Bob Dylan goes Patreon. "Letters never sent / Lectures from the grave"…https://t.co/leW7nT6fk4 pic.twitter.com/m046XN7qZQ
— Still On The Road (@StillOnTheRoad_) March 29, 2026
「バスはアマリロを過ぎたあたりで私を降ろした。歯には埃が詰まり、空はあまりにも広くて、まるで私を嘲笑っているかのようだった」という本文を『ピッチフォーク』は引用している。「ダッフルバッグ、シャツ2枚、背表紙が老人の指の関節のようにひび割れた『海の狼』のペーパーバック、そして食べ物では満たされない空腹感を抱えていた」
ノーベル文学賞受賞者であるボブ・ディランがペイトリオンを立ち上げたことにファンからは困惑の声も寄せられており、投稿の多くがAIを活用しているように見えることがその理由となっている。あるファンはXで「ボブ・ディランによるAIを使った歴史物のペイトリオンは、これまで生まれた中で最も奇妙で不可解な人物のトップクラスに属することを改めて明らかにしている」と述べている。

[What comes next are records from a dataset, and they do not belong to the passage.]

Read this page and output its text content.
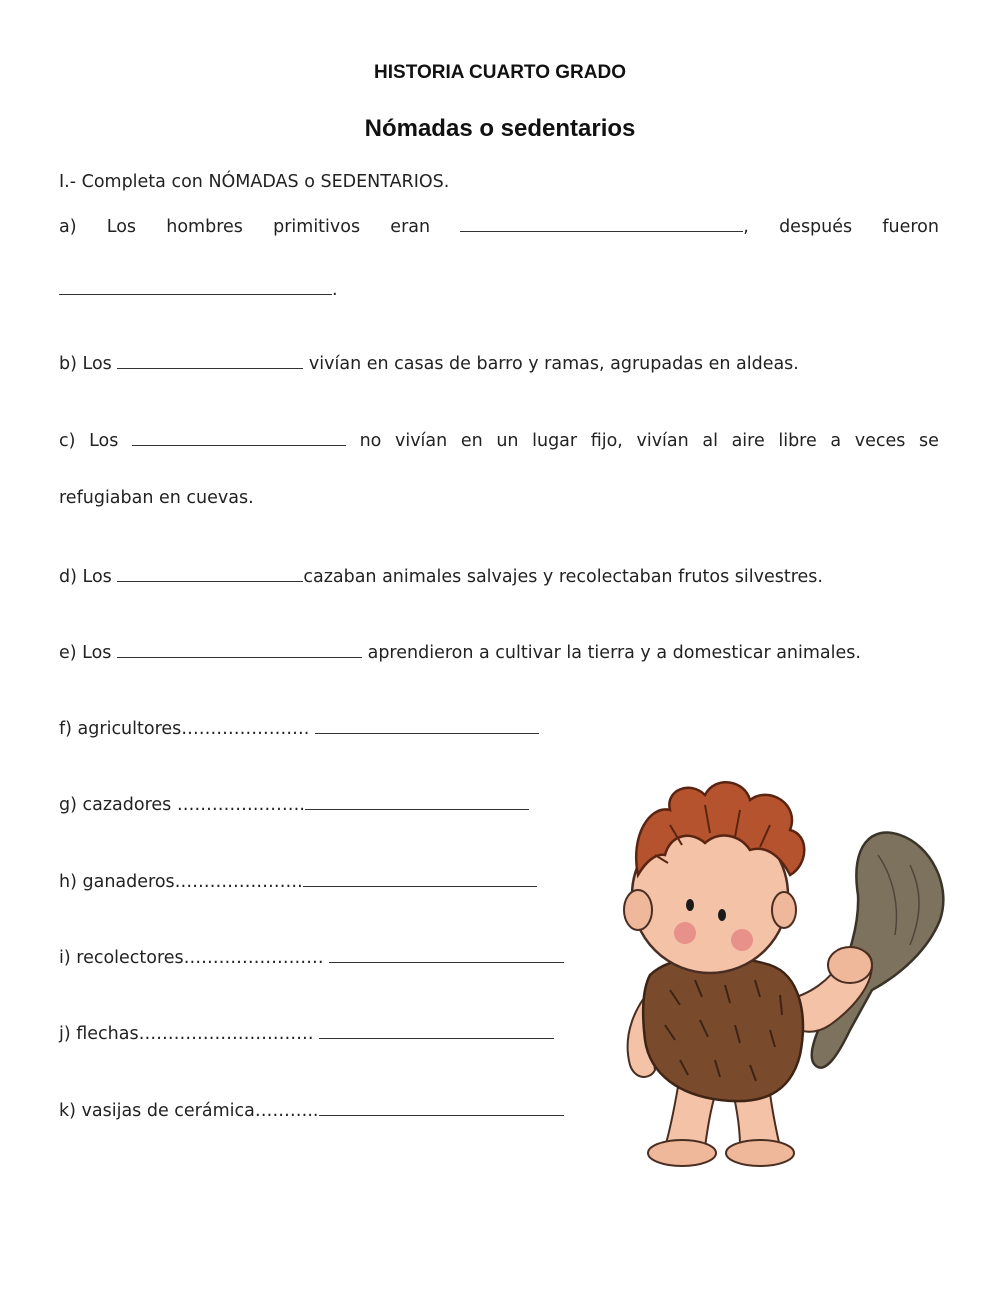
HISTORIA CUARTO GRADO
Nómadas o sedentarios
I.- Completa con NÓMADAS o SEDENTARIOS.
a) Los hombres primitivos eran	, después fueron
.
b) Los	vivían en casas de barro y ramas, agrupadas en aldeas.
c) Los	no vivían en un lugar fijo, vivían al aire libre a veces se
refugiaban en cuevas.
d) Los	cazaban animales salvajes y recolectaban frutos silvestres.
e) Los	aprendieron a cultivar la tierra y a domesticar animales.
f) agricultores………………….
g) cazadores ………………….
h) ganaderos………………….
i) recolectores……………………
j) flechas…………………………
k) vasijas de cerámica………..
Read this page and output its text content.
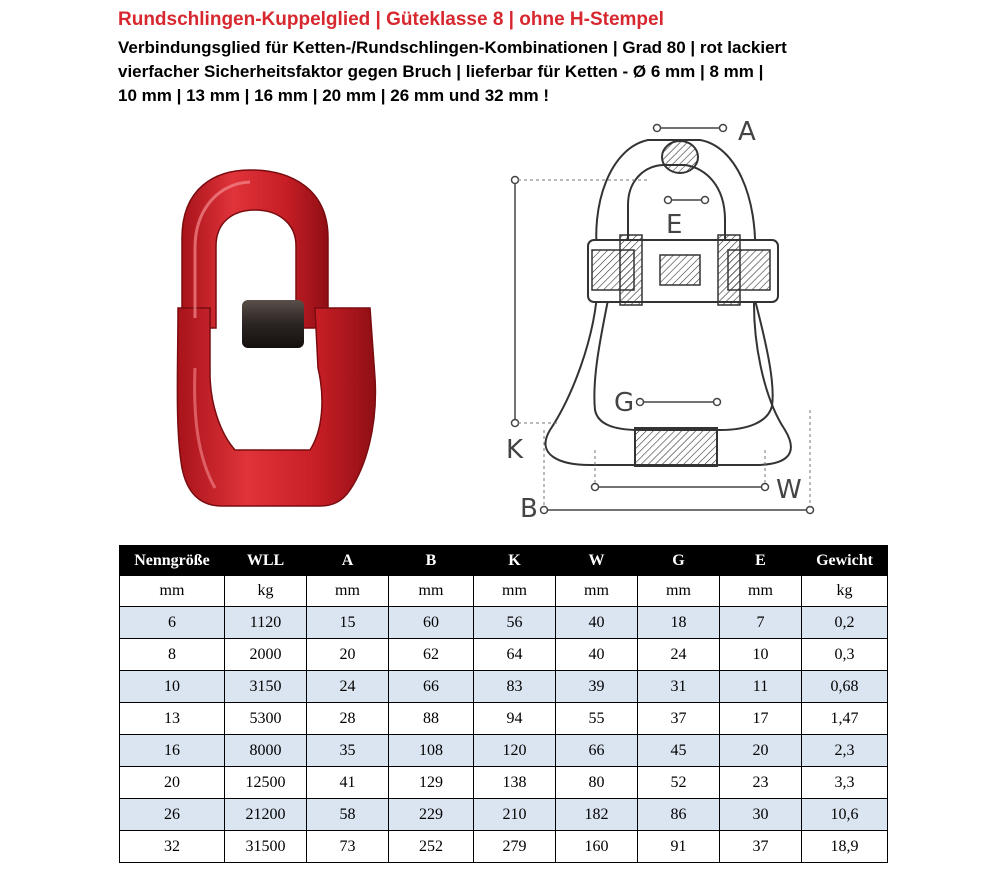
Rundschlingen-Kuppelglied | Güteklasse 8 | ohne H-Stempel
Verbindungsglied für Ketten-/Rundschlingen-Kombinationen | Grad 80 | rot lackiert
vierfacher Sicherheitsfaktor gegen Bruch | lieferbar für Ketten - Ø 6 mm | 8 mm |
10 mm | 13 mm | 16 mm | 20 mm | 26 mm und 32 mm !
A
E
G
K
W
B
Nenngröße	WLL	A	B	K	W	G	E	Gewicht
mm	kg	mm	mm	mm	mm	mm	mm	kg
6	1120	15	60	56	40	18	7	0,2
8	2000	20	62	64	40	24	10	0,3
10	3150	24	66	83	39	31	11	0,68
13	5300	28	88	94	55	37	17	1,47
16	8000	35	108	120	66	45	20	2,3
20	12500	41	129	138	80	52	23	3,3
26	21200	58	229	210	182	86	30	10,6
32	31500	73	252	279	160	91	37	18,9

昨年11月、ボブ・ディランはバークリー音楽大学の名誉博士号を授与されたことが明らかになっている。
ボブ・ディランは「現代の音楽に与えた途轍もない影響」と「生涯にわたる創造的探求への取り組み」が評価されて、名誉博士号を授与されることとなっている。

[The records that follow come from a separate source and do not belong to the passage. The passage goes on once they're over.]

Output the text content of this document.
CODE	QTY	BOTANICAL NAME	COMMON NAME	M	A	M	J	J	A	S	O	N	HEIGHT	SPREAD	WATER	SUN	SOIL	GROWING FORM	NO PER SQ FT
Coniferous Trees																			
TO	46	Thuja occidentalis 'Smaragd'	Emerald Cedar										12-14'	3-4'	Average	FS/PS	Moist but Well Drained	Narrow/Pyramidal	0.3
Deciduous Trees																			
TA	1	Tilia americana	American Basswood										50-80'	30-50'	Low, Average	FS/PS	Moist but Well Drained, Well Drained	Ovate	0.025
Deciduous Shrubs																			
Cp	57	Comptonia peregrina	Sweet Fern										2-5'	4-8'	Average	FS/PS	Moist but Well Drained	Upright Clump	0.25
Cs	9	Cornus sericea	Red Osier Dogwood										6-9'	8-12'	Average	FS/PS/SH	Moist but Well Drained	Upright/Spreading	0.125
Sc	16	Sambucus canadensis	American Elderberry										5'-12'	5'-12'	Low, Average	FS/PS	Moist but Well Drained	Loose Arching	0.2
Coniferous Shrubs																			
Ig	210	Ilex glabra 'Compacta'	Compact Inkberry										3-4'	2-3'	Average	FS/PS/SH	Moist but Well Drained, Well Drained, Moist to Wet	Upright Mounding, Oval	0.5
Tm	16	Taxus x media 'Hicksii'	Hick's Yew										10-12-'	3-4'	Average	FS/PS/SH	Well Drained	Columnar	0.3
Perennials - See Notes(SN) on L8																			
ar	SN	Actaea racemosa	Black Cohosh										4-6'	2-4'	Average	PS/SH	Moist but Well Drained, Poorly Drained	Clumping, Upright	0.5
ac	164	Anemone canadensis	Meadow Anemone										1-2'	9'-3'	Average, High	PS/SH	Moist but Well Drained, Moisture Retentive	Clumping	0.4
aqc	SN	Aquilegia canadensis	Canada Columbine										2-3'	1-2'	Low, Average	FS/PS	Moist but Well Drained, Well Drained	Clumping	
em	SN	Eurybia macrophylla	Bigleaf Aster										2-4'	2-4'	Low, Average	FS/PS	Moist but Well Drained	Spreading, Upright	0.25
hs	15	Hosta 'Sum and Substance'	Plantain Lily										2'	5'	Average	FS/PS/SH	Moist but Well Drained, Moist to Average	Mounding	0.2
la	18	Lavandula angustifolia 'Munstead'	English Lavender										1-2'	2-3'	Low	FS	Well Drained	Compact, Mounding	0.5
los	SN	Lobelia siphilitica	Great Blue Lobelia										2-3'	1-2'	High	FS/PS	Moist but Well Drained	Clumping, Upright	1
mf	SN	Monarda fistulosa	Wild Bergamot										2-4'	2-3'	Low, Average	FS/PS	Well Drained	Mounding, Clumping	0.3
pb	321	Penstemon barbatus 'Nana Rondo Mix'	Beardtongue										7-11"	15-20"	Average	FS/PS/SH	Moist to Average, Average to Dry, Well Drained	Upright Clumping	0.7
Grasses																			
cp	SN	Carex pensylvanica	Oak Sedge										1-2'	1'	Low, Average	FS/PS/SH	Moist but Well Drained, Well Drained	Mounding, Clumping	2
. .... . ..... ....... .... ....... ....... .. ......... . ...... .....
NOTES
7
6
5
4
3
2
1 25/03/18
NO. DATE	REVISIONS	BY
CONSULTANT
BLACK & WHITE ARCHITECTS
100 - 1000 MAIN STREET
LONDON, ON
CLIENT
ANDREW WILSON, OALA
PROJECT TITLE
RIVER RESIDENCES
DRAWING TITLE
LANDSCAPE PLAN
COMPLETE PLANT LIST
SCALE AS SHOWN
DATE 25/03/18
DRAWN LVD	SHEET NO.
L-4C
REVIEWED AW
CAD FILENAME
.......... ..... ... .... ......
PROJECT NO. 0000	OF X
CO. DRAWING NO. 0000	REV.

ボブ・ディランがアメリカの大学から名誉博士号を授与されるのは1970年以来となっている。2004年にはスコットランドのセント・アンドリューズ大学から名誉博士号を授与されている。
ボブ・ディランは5月にリリースされるウィリー・ネルソンのニュー・アルバム『ドリーム・チェイサー』にも参加していることが明らかになっている。